Ma l’intuito editoriale di Flaccovio va a segno soprattutto nella pubblicazione di alcune riviste. E’ il caso di Chiarezza, giornale di opinione politico, molto vicino alle posizioni comuniste e che si pone antagonista alla crescita del movimento separatista. Tanto che nel momento che il movimento finirà la sua fase di espansione, Chiarezza cesserà le pubblicazioni. Una rivista di forte impegno politico e sociale ma anche culturale perché nella terza pagina vi collaborarono autori come Salvatore Quasimodo, Elio Vittorini, Eugenio Montale ed altri. Una rivista che in Italia si muove sulla falsariga del Politecnico di Vittorini. Ma se l’operazione Chiarezza è di marca dichiaratamente politica, con la pubblicazione di ‘Sicilia’, Flaccovio si propone di fare una rivista artistica che possa promuovere l’Isola all’Estero. Ci riesce anche grazie al contributo dell’assessorato regionale al Turismo della Regione Sicilia. E’ un primo esempio di comunicazione istituzionale affidata ad un editore privato. Nella scelta dell’innovazione e della creatività Flaccovio non ha paragoni: fonda così Collage, rivista esoterica che incontra i favori di un pubblico colto e che caratterizza la vivacità culturale della Palermo degli anni ’60. Ma non è finita perché pubblica anche altre riviste come «Fasis», «Uomo e Cultura» e «Per Ap».

«Fasis» e «Per Ap» sono due eccezionali e innovativi esperimenti di neoavanguardia. Dietro questi due progetti c’è l’animo fondante del «Gruppo ‘63»: Gaetano Testa.

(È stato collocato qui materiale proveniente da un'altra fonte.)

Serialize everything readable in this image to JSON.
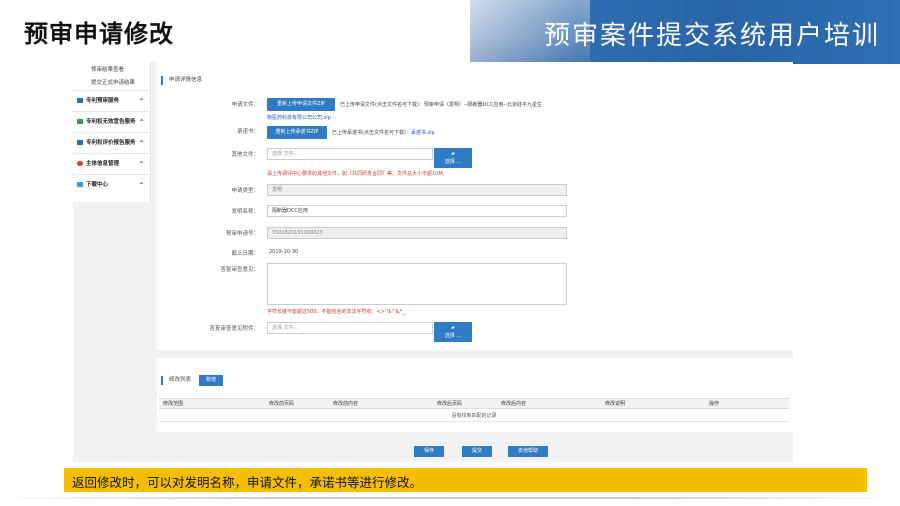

Un editore poliedrico, illuminato e intraprendente è stato FaustoFlaccovio, morto nel 1989. Di sicuro un protagonista dell’editoria e della cultura siciliana, gli è mancato il salto di qualità, un editore di respiro nazionale, così come è stato per la Sellerio. I motivi sono stati tanti: ad esempio quello di scegliere come autore seriale uno scrittore postumo. La mancata opportunità di non pubblicare un capolavoro come il Gattopardo. Una vera beffa perché Tomasi di Lampedusa frequentava la sua libreria e gli affida addirittura il manoscritto de Il Gattopardo, ma invece di stamparlo decide di segnalarlo ad Elio Vittorini che però non ne intuisce la grandezza e così Il Gattopardo verrà stampato nel 1958 da Feltrinelli. Si attaccherà poi, sbagliando, alla storia di plagio da parte di Tomasi di Lampedusa nei confronti del romanzo di Giuseppe Maggiore Sette e Mezzo. Una storia più che altro “pompata” dai giornali e soprattutto da alcuni suoi amici del giornale «L’Ora» di Palermo. E dire che Flaccovio il senso degli affari lo aveva, ma non è stato tempista su alcune scelte e forse finiva irretito nella condivisione di diverse iniziative, che non erano esclusivamente editoriali. Al di là di questo, a trent’anni dalla sua morte, in Sicilia Flaccovio è un’istituzione. Molti lo ricordano come unilluminato libraio editore, un uomo di cultura, intelligente e brillante, che non ha mai avuto paura di schierarsi e di dire la sua. Molti intellettuali del tempo, grazie alla sua attività, hanno vissuto una stagione culturalemeravigliosa che non è stata più replicata a Palermo.